Analysts have stopped expecting much of anything from the company. At one time, bulls were betting that the company’s Karma drone would shift its fortunes back around, but that didn’t turn out to be the case. The first launch was marred by power failures that caused the heavy chunks of metal and components to drop out of the sky unexpectedly. GoPro recalled all of its drones, fixed the problems, and put them back on the market, but the damage had been done.
Since then, the company has had one failure after another. It shut down its entertainment division after giving up on that idea and then it had to start laying off employees in order to cut costs as sales plunge.

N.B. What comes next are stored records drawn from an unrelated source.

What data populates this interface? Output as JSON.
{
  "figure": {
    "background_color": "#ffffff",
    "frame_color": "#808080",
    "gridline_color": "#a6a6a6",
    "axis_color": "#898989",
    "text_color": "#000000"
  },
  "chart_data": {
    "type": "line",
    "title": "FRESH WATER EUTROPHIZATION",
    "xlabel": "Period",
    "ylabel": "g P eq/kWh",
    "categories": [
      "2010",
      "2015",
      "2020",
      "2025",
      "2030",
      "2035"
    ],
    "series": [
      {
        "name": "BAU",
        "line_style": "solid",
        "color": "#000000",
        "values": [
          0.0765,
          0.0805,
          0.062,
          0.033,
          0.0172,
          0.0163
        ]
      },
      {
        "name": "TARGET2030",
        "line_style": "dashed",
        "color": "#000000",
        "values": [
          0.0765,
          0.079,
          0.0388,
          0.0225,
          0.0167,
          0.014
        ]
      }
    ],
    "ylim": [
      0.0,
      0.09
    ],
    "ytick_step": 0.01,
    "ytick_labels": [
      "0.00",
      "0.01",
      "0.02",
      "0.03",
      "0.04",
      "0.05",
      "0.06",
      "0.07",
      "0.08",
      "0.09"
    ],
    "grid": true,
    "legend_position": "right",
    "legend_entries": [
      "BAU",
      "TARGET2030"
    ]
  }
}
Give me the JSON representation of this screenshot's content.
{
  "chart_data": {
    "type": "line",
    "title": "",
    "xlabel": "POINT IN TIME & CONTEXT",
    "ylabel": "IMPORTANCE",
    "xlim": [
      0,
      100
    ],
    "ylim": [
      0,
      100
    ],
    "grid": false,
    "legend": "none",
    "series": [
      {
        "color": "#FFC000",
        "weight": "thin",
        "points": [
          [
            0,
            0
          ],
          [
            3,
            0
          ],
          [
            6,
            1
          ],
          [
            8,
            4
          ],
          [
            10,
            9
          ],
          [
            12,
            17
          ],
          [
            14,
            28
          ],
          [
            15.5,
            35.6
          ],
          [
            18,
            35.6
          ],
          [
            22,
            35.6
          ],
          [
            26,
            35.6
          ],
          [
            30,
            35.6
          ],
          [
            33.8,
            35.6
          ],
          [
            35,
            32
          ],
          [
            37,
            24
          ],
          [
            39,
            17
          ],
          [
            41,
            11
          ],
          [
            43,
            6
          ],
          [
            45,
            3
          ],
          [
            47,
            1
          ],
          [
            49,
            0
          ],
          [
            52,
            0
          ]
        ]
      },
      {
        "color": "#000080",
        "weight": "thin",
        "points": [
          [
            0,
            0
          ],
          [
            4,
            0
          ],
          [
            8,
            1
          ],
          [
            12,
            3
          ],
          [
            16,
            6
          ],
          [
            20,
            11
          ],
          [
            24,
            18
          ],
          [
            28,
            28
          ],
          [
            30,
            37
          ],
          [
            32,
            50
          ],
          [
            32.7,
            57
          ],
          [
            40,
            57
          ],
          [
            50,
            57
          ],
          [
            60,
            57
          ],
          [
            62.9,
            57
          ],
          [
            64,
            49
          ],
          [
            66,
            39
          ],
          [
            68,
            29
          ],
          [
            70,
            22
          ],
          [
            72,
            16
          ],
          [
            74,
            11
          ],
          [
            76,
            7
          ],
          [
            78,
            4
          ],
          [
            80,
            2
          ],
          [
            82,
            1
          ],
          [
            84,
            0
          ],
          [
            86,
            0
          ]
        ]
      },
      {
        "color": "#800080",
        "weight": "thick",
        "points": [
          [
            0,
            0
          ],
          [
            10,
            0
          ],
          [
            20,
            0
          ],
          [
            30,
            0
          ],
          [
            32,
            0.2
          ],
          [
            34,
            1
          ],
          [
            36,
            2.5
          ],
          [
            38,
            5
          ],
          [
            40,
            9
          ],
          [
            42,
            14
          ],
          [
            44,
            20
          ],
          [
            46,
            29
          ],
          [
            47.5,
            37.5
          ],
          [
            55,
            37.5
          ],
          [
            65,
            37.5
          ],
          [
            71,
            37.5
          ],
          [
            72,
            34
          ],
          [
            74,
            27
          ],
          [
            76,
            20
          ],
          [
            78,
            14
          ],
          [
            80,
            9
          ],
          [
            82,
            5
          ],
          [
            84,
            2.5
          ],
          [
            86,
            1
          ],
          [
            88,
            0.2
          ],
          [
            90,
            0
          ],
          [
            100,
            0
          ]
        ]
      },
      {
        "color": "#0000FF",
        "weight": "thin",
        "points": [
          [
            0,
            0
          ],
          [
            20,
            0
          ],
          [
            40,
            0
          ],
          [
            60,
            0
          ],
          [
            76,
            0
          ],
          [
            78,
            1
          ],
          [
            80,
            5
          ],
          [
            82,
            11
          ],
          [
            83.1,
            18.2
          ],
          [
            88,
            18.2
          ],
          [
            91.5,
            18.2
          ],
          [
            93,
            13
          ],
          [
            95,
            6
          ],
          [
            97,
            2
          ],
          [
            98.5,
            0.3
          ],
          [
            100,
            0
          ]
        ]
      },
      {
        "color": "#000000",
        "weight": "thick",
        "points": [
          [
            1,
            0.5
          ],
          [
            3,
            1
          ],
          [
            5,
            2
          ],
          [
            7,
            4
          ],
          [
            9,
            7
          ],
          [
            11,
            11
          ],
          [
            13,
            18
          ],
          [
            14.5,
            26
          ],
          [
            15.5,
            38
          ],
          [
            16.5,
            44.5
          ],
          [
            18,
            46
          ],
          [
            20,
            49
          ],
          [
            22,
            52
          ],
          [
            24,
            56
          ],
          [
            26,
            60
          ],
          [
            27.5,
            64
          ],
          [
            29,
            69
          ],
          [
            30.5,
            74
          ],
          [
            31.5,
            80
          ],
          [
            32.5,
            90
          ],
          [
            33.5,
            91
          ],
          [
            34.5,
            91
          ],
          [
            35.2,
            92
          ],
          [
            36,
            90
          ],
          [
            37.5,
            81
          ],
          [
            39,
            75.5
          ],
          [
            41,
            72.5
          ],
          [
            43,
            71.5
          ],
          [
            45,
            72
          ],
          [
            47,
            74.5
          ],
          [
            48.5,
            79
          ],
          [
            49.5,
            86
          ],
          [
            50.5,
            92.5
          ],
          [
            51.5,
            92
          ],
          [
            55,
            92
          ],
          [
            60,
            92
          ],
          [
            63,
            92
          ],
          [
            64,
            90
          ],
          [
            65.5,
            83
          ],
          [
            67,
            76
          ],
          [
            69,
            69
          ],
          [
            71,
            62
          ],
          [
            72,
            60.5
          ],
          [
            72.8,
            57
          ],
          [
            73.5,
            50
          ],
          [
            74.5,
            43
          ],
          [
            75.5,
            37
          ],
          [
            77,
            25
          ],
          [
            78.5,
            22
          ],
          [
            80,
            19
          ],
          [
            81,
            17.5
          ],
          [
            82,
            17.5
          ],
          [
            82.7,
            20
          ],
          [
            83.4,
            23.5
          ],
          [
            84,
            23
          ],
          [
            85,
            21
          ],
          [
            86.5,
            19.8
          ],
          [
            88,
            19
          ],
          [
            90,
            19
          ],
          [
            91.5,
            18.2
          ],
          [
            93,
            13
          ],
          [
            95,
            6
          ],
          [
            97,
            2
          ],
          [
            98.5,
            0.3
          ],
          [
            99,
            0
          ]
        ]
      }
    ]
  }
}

Most analysts have now given up on GoPro’s ability to survive in the long term. After initially launching the Karma late last year, the company only just now finally completed a full quarter of sales for the drone.
GoPro provides guidance
GoPro management guided for third-quarter sales of $300 million, plus or minus $10 million. They expect a GAAP and non-GAAP gross margin of 37%, plus or minus 1%. GoPro expects GAAP losses of 24 cents per share, plus or minus 5 cents and non-GAAP earnings to be losses of 6 cents per share, plus or minus 5 cents. Wall Street consensus currently stands at non-GAAP losses of 12 cents per share for the third quarter.
After GoPro Q2 2017 earnings were released, the company’s stock soared in after-hours trade, climbing by as much as 11.86% to $9.24.